Maar wanneer Flipke thuiskwam van school, was hij altijd alleen. De ene week was zijn moeder op haar werk, en de andere week was de vader op zijn werk. Toch treurde Flipke niet. Thuis had hij het rijk voor zich alleen. Zijn huiswerk kon wel wachten en zijn lessen ook. Hij amuseerde zich met spannende tv-films, tekenfilmpjes, computerspelletjes, of hij speelde met zijn vriendjes. Niemand was er om hem te helpen met zijn huiswerk, maar dat vond ie niet erg. Niemand was er om zijn agenda te controleren, en dat vond Flipke ook niet erg. Want hij had heel wat zakgeld, en dat maakte veel goed. Zijn vriendjes waren niet zo rijk, want hun ouders waren nog niet gescheiden...
Wanneer Flipke in de klas vaststelde dat hij een boek vergeten was, zei ie toch gewoon dat het in zijn andere huis lag. Heel flexibel redde hij zich uit elke benarde situatie. Erg handig om in twee huizen te leven!... Flipke was geen schitterende leerling, maar wel een gelukkige vrolijke jongen, en zeker geen getraumatiseerd sukkeltje.

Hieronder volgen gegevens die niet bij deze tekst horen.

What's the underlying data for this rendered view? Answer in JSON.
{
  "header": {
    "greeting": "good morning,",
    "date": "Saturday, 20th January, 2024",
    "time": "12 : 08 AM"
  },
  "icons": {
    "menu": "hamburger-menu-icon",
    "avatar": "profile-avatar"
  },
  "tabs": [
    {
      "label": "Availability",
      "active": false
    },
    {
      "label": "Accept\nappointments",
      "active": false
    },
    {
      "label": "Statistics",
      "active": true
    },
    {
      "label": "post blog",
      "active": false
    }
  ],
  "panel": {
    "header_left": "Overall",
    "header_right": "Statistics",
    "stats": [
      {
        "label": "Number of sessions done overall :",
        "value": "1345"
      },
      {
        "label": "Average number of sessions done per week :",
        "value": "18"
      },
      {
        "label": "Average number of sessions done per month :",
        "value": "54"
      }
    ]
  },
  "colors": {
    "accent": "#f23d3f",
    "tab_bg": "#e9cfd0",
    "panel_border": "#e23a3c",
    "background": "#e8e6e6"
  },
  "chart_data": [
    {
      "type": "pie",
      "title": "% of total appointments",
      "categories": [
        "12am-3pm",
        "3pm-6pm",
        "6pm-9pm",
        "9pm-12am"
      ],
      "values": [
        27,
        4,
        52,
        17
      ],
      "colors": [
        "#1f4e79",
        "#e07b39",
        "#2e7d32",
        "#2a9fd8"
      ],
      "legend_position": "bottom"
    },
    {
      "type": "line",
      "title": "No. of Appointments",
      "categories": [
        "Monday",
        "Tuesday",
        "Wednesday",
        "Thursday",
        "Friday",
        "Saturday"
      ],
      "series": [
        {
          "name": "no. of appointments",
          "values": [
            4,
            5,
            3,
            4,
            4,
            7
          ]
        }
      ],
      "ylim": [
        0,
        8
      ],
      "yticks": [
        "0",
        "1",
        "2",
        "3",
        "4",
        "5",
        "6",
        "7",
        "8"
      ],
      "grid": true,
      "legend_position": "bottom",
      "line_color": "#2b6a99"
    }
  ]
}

Kinderen van gescheiden ouders: getraumatiseerde sukkels? Bijlange niet! Ze leiden een avontuurlijk leventje en de slimmeriken weten heel goed uit te kienen hoe ze het meeste profijt halen uit hun dubbelleven. Ze krijgen alles dubbel: kleren, boekentas/rugzak, schrijfgerief, agenda, twee eigen kamertjes, twee pc's, twee tv's... Op materieel vlak komen ze zeker niets tekort.
Toch waren er kindjes die niet zo slim als Flipke konden profiteren van hun dubbele identiteit. Zij wisten niet om te gaan met de complexe toestanden van hun dubbelleven: twee huizen, één vader, één moeder, los van elkaar, hoe moet dat nu?... Die sukkeltjes waren er niet zoveel, want de meesten trokken zich uit de slag net zoals Flipke.
Er was eens zo'n sukkeltje dat niet meer goed wist naar welk huis het moest gaan, naar dat van pa, of naar dat van ma, welke van de twee huissleutels moest ie gebruiken, welke bus moest ie nemen, naar pa of naar ma?... Soms gebeurde het dat ie bij pa aankwam, terwijl ie bij ma moest zijn... Het co-ouderschap was voor dit jongetje een enorme belasting. Het arme sloebertje moest steeds denken, heb ik niets vergeten, boeken, kleren... en als de school uit is, naar welk huis moet ik dan gaan?... Dit jongetje had regelrecht naar het huis van de rechter moeten stappen, de rechter die het co-ouderschap regelde!